-
Notifications
You must be signed in to change notification settings - Fork 1.1k
Description
Describe the bug
I'm trying to read a parquet file containing a large number of image bytes in a columns with MapType. Unfortunately, this leads to an error "Not all children array length are the same!", but only if I use a RowSelection!

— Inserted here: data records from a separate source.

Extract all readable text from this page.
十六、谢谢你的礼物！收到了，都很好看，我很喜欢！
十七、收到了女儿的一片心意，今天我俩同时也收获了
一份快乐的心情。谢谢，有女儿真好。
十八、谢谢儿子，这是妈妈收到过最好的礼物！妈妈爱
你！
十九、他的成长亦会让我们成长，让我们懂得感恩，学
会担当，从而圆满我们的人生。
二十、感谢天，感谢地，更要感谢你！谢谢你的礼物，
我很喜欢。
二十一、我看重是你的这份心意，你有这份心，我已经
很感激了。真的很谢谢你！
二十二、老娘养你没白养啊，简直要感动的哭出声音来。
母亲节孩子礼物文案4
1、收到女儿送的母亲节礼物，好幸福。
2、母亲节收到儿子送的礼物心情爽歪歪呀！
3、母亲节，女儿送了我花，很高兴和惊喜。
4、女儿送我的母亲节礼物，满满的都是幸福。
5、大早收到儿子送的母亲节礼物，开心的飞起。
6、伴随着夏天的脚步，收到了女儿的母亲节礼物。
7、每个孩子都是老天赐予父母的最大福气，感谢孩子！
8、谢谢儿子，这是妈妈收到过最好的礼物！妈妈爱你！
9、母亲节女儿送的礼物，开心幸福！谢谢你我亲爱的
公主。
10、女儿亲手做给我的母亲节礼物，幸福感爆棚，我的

If I omit the RowSelection and let the file be traversed normally, my reproduction test succeeds.
To Reproduce
mod tests {
use parquet::arrow::arrow_reader::{ArrowReaderBuilder, RowSelection, RowSelector};
use std::fs::File;
use std::path::PathBuf;
#[test]
fn validate_issue() {
pub fn row_selection_from_indices(indices: &[usize]) -> RowSelection {
let mut selectors = Vec::new();
let mut last_end = 0;
for &idx in indices {
if idx > last_end {
selectors.push(RowSelector::skip(idx - last_end));
}
selectors.push(RowSelector::select(1));
last_end = idx + 1;
}
selectors.into()
}
let indices = vec![352, 955];
let arrow_reader = ArrowReaderBuilder::try_new(
File::open(PathBuf::from(
"issue_file.parquet",
))
.unwrap(),
)
.unwrap();
let mut batch_reader_builder = arrow_reader;
batch_reader_builder = batch_reader_builder.with_row_groups(vec![99]);
batch_reader_builder =
batch_reader_builder.with_row_selection(row_selection_from_indices(indices.as_slice())); // Removing this lets the test suceed again!
let batch_reader = batch_reader_builder.build().unwrap();
for item in batch_reader {
item.unwrap();
}
}
}
=> (the debug statements were added my be)
[.../arrow-rs/parquet/src/arrow/array_reader/struct_array.rs:120:9] children_array_len = 3
[.../arrow-rs/parquet/src/arrow/array_reader/struct_array.rs:121:9] children_array.iter().map(|arr| arr.len()).collect::<Vec<_>>() = [
3,
3,
3,
3,
3,
3,
3,
]
[.../arrow-rs/parquet/src/arrow/array_reader/struct_array.rs:120:9] children_array_len = 3
[.../arrow-rs/parquet/src/arrow/array_reader/struct_array.rs:121:9] children_array.iter().map(|arr| arr.len()).collect::<Vec<_>>() = [
3,
3,
]
[.../arrow-rs/parquet/src/arrow/array_reader/struct_array.rs:120:9] children_array_len = 2
[.../arrow-rs/parquet/src/arrow/array_reader/struct_array.rs:121:9] children_array.iter().map(|arr| arr.len()).collect::<Vec<_>>() = [
2, // <-- Only the first array seems to be of length 2, all others have length 3
3,
3,
3,
3,
3,
3,
3,
3,
3,
3,
3,
3,
3,
3,
3,
3,
3,
3,
3,
]
called `Result::unwrap()` on an `Err` value: ParquetError("Parquet error: Not all children array length are the same!")
Expected behavior
Iteration through the parquet file should work without problem, regardless of whether somebody uses RowSelection or not.
Additional context
Happens with arrow-rs 57.1.0, 57.2.0 and in this specific report I used commit fb77501.
I unfortunately can't give you the reproduction file, as it contains tons of confidential stuff, but I shared as much parquet-viewer output as possible. Most probably this is about the image_data map, specifically the image_bytes values column?